The relationships between the women in the book are complicated: Maxine despises Teddy (and Oscar too, really) and refuses to acknowledge the children Teddy had with Oscar. Teddy doesn’t like Maxine much either, but can’t quite understand the depth of Maxine’s venom. Teddy is best-friends with Lila – and though they haven’t been lovers for years, is sometimes possessive of Lila’s attention the way a lover would be (which eventually complicates things a little). Lila is still dependent on Teddy’s opinions to a certain degree and is a little uncertain of herself. Abigail seems to be the calmest of them – there is no real outrage that Oscar cheated on her and had children with another woman; she seems calm to the point of indifference which many people mistake for a lack of understanding on her part about the sort of man Oscar was – but she knows perfectly well.
These complications have an element of soap opera drama about them that would obscure the story if told by a lesser writer, but in Kate Christensen’s hands, these complications enhance the story, because more than Oscar’s roving eye and carnal appetites, each woman knows the secret behind two of Oscar’s most lauded paintings, Mercy and Helena – a secret they’ve all kept, even from each other, and must now keep from the two writers digging up information on Oscar for the biography they are each writing.

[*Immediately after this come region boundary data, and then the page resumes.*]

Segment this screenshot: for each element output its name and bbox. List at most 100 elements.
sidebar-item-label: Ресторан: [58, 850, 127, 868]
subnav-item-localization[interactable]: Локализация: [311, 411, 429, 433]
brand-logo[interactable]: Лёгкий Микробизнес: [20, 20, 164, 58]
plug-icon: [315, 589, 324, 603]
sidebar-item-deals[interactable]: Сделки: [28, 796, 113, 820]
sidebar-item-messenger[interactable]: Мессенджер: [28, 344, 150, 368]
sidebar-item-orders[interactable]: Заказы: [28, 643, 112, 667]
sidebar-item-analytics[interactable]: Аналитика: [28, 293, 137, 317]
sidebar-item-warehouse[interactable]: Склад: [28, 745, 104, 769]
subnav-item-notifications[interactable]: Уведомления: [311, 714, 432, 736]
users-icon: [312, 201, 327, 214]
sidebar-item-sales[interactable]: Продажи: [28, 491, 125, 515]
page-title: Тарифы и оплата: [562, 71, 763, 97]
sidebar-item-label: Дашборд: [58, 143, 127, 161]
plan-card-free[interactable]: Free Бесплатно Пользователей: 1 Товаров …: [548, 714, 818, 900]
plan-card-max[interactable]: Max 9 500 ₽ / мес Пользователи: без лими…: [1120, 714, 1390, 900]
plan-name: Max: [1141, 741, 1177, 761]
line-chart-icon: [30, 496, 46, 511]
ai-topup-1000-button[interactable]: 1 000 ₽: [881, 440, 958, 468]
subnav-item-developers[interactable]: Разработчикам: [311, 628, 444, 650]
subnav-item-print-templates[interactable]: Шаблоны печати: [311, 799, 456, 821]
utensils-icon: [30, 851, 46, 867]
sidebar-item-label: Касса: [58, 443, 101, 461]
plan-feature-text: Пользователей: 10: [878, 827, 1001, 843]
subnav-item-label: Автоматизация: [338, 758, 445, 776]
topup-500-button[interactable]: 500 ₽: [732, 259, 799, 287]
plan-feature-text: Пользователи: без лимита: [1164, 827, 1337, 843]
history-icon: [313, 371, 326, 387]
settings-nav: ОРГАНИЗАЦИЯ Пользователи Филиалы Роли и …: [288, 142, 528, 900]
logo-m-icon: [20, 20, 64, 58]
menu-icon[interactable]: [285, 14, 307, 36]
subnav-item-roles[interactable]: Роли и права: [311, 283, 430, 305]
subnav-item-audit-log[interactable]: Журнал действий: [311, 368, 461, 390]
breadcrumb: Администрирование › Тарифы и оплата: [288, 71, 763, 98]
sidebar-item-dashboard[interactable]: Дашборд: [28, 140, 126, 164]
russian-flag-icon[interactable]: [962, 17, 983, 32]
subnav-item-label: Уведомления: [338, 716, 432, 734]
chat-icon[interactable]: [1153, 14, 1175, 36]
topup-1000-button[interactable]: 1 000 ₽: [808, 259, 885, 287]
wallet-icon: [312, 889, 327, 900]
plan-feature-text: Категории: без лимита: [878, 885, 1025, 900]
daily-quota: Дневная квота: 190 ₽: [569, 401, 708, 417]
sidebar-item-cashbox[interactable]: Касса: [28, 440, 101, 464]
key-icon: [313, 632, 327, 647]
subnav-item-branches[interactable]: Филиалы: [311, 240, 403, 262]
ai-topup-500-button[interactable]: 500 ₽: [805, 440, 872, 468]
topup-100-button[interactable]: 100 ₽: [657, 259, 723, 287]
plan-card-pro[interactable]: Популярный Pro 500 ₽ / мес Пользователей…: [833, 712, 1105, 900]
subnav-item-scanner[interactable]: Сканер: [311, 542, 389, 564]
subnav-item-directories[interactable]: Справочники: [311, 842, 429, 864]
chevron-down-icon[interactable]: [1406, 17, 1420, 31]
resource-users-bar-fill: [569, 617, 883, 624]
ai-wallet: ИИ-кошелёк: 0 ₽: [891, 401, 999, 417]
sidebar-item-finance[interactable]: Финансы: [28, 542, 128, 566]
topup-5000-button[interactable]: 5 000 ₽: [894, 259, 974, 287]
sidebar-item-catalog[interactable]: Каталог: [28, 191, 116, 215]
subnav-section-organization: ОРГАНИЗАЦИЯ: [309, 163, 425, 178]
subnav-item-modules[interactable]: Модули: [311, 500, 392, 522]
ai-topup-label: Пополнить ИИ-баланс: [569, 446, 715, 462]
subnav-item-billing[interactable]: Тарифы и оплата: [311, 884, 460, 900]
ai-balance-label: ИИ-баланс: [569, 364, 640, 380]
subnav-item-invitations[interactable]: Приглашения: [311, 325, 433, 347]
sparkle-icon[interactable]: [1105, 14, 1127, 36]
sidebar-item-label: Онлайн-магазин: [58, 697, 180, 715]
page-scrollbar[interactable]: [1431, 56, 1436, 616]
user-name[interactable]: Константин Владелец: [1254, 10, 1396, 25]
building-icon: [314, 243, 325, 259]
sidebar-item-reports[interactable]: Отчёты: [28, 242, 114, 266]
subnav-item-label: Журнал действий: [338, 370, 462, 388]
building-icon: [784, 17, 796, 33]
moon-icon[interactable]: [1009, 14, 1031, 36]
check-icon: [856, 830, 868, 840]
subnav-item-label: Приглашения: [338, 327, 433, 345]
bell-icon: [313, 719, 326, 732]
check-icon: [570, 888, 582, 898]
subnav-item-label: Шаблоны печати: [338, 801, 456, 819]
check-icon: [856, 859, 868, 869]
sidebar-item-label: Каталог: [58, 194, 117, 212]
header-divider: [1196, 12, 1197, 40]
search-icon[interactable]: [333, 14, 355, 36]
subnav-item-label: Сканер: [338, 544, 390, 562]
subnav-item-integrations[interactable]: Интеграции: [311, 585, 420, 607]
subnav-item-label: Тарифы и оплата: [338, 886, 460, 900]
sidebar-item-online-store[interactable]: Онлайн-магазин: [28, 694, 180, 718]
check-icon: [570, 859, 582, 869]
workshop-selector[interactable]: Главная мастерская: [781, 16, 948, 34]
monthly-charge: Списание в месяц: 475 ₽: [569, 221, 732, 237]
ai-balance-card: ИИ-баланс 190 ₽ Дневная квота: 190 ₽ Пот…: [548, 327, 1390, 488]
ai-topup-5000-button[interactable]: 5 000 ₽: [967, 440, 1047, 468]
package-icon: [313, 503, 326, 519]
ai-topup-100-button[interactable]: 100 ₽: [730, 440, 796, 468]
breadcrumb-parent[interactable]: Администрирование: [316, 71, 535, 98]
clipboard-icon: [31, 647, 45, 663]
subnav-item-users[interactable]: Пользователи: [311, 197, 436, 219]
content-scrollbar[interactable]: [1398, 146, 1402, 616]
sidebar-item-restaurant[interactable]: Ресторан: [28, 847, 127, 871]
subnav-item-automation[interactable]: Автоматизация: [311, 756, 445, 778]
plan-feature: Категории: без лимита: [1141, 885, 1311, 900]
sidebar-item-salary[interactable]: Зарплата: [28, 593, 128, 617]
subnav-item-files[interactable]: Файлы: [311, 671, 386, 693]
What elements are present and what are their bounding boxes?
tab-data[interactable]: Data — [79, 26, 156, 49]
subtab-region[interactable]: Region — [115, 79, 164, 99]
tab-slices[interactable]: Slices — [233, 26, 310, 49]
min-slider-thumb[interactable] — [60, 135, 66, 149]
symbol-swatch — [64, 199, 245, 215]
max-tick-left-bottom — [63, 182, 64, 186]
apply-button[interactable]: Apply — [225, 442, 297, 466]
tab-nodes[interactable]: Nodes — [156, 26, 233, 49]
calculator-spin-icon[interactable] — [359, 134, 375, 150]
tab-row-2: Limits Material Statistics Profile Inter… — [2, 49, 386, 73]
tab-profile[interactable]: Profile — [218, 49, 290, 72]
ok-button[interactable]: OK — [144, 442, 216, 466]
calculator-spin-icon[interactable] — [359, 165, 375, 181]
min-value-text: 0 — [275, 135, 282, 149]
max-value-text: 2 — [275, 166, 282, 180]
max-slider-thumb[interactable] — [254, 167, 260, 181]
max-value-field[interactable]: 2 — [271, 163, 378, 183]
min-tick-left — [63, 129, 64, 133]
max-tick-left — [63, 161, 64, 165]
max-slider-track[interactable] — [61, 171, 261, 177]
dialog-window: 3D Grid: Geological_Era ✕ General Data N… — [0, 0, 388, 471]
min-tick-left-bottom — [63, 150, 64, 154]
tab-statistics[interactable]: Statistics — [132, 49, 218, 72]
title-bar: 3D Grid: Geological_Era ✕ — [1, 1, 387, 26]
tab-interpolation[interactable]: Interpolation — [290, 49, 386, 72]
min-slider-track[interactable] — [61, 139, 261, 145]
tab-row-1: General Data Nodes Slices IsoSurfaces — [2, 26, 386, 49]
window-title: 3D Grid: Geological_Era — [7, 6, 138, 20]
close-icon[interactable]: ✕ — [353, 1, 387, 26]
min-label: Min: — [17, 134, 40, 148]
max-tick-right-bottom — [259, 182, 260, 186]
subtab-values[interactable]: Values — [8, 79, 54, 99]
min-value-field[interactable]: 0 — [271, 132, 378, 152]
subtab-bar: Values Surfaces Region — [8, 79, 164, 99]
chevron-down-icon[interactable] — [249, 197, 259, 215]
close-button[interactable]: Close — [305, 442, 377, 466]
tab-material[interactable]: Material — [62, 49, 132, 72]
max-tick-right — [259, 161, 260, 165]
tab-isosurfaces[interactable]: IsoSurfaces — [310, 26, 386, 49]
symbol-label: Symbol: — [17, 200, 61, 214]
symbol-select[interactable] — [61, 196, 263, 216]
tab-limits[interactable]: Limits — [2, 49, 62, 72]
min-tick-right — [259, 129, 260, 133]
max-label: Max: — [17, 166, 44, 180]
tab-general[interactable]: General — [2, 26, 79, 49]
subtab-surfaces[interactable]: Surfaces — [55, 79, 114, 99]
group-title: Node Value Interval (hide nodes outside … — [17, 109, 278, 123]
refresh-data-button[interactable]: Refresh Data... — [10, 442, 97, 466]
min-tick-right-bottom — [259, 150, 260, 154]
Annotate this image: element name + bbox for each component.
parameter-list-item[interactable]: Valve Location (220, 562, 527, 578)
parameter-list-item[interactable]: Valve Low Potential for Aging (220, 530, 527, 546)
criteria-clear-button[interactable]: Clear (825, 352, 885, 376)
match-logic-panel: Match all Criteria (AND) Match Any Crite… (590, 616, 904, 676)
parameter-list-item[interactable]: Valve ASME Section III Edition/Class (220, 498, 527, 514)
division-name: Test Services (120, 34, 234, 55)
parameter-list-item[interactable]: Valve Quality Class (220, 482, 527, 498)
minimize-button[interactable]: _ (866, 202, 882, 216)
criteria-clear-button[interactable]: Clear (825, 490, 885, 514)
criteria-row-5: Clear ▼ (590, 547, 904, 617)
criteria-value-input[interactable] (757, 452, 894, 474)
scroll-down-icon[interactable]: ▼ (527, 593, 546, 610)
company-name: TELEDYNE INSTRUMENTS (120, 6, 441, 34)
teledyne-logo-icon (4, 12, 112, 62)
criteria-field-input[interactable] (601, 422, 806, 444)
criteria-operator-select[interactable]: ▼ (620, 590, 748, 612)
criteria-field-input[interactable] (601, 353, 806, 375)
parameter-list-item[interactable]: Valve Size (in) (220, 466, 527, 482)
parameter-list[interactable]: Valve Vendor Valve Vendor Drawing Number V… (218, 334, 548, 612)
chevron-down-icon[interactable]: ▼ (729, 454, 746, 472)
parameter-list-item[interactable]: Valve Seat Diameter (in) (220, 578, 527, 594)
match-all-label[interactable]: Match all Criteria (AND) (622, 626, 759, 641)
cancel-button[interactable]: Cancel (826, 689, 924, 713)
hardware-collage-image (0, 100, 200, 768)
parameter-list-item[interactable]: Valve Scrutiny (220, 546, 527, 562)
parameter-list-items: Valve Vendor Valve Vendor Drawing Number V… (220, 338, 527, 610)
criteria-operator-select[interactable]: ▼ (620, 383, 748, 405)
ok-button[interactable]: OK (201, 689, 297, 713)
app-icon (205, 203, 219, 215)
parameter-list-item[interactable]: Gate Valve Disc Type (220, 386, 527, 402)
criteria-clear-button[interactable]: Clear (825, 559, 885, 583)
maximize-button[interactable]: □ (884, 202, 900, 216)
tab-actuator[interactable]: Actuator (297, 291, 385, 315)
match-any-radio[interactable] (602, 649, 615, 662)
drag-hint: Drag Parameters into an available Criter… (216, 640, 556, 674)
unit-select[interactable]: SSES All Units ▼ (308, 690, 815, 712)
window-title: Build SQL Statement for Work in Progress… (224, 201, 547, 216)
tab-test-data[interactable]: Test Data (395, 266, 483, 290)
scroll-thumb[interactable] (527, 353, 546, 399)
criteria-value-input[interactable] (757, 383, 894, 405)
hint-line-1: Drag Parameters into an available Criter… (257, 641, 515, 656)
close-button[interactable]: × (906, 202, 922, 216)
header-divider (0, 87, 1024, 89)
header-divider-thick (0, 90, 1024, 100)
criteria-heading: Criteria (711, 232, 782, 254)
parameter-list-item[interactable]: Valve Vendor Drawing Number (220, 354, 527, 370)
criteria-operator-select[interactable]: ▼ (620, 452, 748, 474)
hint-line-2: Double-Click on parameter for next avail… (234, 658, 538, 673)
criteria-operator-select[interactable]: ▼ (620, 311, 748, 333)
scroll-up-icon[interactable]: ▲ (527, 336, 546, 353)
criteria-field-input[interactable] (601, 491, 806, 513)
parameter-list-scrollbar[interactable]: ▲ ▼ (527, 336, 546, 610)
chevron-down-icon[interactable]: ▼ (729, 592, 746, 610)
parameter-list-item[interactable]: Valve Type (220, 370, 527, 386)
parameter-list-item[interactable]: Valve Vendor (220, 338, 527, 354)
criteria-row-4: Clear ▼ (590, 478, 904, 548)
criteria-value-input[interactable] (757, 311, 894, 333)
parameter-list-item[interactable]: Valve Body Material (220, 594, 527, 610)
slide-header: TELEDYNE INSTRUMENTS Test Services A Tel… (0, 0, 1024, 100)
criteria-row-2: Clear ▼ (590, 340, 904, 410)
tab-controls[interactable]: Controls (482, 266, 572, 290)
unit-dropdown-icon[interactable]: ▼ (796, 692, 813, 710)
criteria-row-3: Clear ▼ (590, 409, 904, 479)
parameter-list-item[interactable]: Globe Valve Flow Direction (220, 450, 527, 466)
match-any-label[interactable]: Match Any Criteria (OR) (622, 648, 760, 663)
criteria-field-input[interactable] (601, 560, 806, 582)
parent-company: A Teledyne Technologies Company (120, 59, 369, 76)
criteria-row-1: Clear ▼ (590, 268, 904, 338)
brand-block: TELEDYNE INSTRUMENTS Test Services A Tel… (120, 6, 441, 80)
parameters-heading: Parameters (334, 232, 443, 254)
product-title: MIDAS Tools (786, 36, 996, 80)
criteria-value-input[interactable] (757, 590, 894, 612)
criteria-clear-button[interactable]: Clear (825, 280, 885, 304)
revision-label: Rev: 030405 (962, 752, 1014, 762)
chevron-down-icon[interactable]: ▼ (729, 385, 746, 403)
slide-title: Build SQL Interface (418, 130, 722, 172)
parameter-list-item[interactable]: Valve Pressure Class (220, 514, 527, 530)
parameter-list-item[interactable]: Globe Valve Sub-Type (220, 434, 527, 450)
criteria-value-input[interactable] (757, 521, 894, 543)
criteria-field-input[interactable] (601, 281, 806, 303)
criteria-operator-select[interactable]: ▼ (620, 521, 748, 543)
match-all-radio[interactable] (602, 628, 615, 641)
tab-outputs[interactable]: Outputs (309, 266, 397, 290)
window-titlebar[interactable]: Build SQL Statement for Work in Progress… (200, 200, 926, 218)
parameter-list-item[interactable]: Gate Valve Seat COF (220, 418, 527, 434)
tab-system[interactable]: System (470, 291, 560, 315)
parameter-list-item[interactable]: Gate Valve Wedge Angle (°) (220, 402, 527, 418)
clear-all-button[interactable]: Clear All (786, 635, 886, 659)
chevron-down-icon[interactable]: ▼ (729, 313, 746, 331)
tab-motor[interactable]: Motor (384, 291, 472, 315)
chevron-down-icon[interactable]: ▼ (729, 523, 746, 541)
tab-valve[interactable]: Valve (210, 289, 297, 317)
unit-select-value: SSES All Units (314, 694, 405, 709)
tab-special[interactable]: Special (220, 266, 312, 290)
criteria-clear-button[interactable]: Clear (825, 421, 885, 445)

One of the best parts of this book is how Christensen handles the issue of truth. Truth ends up being something in the eye of the beholder, there is no absolute truth. Each woman in The Great Man has her own picture of Oscar, in some ways those pictures are similar (as are the women themselves) and in other ways they divulge so greatly that it creates resentment and indifference. It makes you wonder how well you can ever really know another person – even if you share their bed and daily life. How much of that life shared is the truth of who a person is?
The weakest part of the book for me was the ending. The complications, the old animosities and relationships, and even the secret about Mercy and Helena are wrapped up too neatly and quickly and are a little jarring. I didn’t quite buy it given how complex the characters and feelings are – or maybe it was just that there didn’t seem to be the same sort of thought put into reaching the endings they came to.In fact, I think only Maxine’s ending seemed possible – and even that was rather abrupt. Another 50 pages might have eased into it better and made it more believable.
Still, it’s going to be difficult to read one of Christensen’s other books – Jeremy Thrane, waiting on my TBR pile – without pining a little for Teddy’s clever wit and Maxine’s incredible bluntness. My life hasn’t been filled with lusty artists and love affairs, but I can’t help but hope that I will be even half as interesting and lively as these women are in their 70′s.
The Great Man is a great read – the writing is excellent, the characters are refreshing and interesting (and have no fear of four letter words, sex, or sensuality) and it was a world I was sorry to leave so quickly.